Alfred Stenger sprach mit Gerhard Schroth anlässlich seines 80. Geburtstags
neue musikzeitung: Wenn man sich mit deiner Vita beschäftigt, entsteht der Eindruck künstlerischer Vielseitigkeit. Würdest du sagen, dass dies dein Lebensthema ist? Sie ist eine optimale Basis für unterschiedliche Tätigkeiten.
Gerhard Schroth: Ich habe es immer so verstanden, dass sich die Aspekte meiner Vielseitigkeit einander befruchten: Schreiben, Lehren und Musik machen haben mich ein Leben lang begleitet - ich bin neugierig geblieben, erlebe immer wieder Überraschungen.

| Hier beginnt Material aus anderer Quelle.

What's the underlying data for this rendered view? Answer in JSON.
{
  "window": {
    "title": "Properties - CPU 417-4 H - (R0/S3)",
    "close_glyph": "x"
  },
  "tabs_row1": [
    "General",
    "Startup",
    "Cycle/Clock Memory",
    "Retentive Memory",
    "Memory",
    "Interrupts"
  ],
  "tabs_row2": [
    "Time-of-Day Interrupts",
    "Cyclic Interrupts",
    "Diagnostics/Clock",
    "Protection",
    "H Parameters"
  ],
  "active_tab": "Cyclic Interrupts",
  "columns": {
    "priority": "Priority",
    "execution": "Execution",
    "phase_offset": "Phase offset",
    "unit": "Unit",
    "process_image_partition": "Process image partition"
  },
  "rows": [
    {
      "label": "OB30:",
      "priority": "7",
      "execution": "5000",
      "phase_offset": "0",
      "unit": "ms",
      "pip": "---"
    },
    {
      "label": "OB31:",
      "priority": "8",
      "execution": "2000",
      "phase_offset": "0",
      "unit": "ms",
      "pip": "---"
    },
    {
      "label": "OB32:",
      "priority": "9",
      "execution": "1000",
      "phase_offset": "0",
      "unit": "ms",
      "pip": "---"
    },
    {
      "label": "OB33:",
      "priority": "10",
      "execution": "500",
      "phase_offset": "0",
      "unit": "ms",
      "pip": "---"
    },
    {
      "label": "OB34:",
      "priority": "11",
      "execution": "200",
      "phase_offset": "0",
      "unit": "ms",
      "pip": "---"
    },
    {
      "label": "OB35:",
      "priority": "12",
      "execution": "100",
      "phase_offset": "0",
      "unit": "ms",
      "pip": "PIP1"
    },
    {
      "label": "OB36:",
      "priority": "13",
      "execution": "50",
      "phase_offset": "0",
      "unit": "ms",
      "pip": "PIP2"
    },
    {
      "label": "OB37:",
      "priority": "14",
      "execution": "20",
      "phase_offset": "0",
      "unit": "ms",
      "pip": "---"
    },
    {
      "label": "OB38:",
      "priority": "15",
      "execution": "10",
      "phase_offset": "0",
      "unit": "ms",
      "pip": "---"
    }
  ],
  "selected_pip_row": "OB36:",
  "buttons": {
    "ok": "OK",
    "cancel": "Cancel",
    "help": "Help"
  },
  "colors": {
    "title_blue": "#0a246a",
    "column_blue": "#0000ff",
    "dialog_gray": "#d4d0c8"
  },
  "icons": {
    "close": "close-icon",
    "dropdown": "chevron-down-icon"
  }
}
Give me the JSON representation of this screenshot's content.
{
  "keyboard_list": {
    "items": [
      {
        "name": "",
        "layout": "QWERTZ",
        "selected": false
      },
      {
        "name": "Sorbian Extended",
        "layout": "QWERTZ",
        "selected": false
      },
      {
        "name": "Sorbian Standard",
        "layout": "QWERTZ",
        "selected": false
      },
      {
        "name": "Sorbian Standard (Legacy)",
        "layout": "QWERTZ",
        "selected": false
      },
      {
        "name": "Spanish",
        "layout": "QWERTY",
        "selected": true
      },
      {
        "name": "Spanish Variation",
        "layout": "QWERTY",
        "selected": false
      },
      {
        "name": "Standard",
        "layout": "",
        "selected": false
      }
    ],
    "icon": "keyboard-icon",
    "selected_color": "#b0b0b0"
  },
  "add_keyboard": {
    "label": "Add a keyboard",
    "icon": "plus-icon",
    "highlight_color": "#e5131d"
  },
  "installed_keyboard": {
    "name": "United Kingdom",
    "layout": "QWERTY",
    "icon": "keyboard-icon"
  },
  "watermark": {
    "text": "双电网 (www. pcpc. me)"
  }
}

nmz: Inwiefern kommt dir deine Vielseitigkeit als Musikkritiker entgegen?
Stenger: Dies bedeutet: Musik hören und sich darüber Gedanken machen. Der Fokus liegt auf der Klassik und er reicht bis zur Gegenwart. Prinzipiell habe ich vor Musikern, die sich live präsentieren, große Achtung, ist mir doch diese Situation aus eigener Erfahrung vertraut.
nmz: Was hat sich für dich im Kulturleben verändert?
Schroth: Die Musikkultur wandelt sich, aber wird nicht untergehen. Es ist keinesfalls so, dass die Popmusik die Klassik unterdrückt. Nicht nur in Musikschulen, auch im Privatunterricht ist das Interesse an klassischer Musik weiterhin groß. Den gängigen Kassandrarufen stimme ich nicht zu. Positiv ist auch, dass die musikalischen Leistungen von Kindern und Jugendlichen gestiegen sind. Meine Erfahrungen als Juror bei Jugend Musiziert bestätigen das auf allen Ebenen. Generell beobachte ich eine größere Unbefangenheit in der Herangehensweise an die Musik.
nmz: Du hältst unter anderem Einführungsvorträge für Konzerte der Chopin-Gesellschaft in Oberursel.
Schroth: Hier habe ich viel Zeit, das Publikum auf Besonderheiten des Programms aufmerksam zu machen.
nmz: Was würdest du jungen Leuten raten, die erwägen, Musik zu studieren?
Schroth: Musik zu studieren, ist sehr spezifisch, kaum mit etwas anderem vergleichbar. Es ist ratsam, sich früh darüber klar zu werden, ob man Musik als Hobby betreiben oder als Beruf ausüben möchte. Wer diesen wählt, sollte früh Kontakte mit Musikern knüpfen, Konzertveranstalter auf Auftrittsmöglichkeiten ansprechen oder Ensembles gründen. Musik als Beruf ist ein Glück, aber eines, das erkämpft werden will. Ich wünsche mir, dass mir das Glück im Umgang mit Musik so lange wie möglich erhalten bleibt.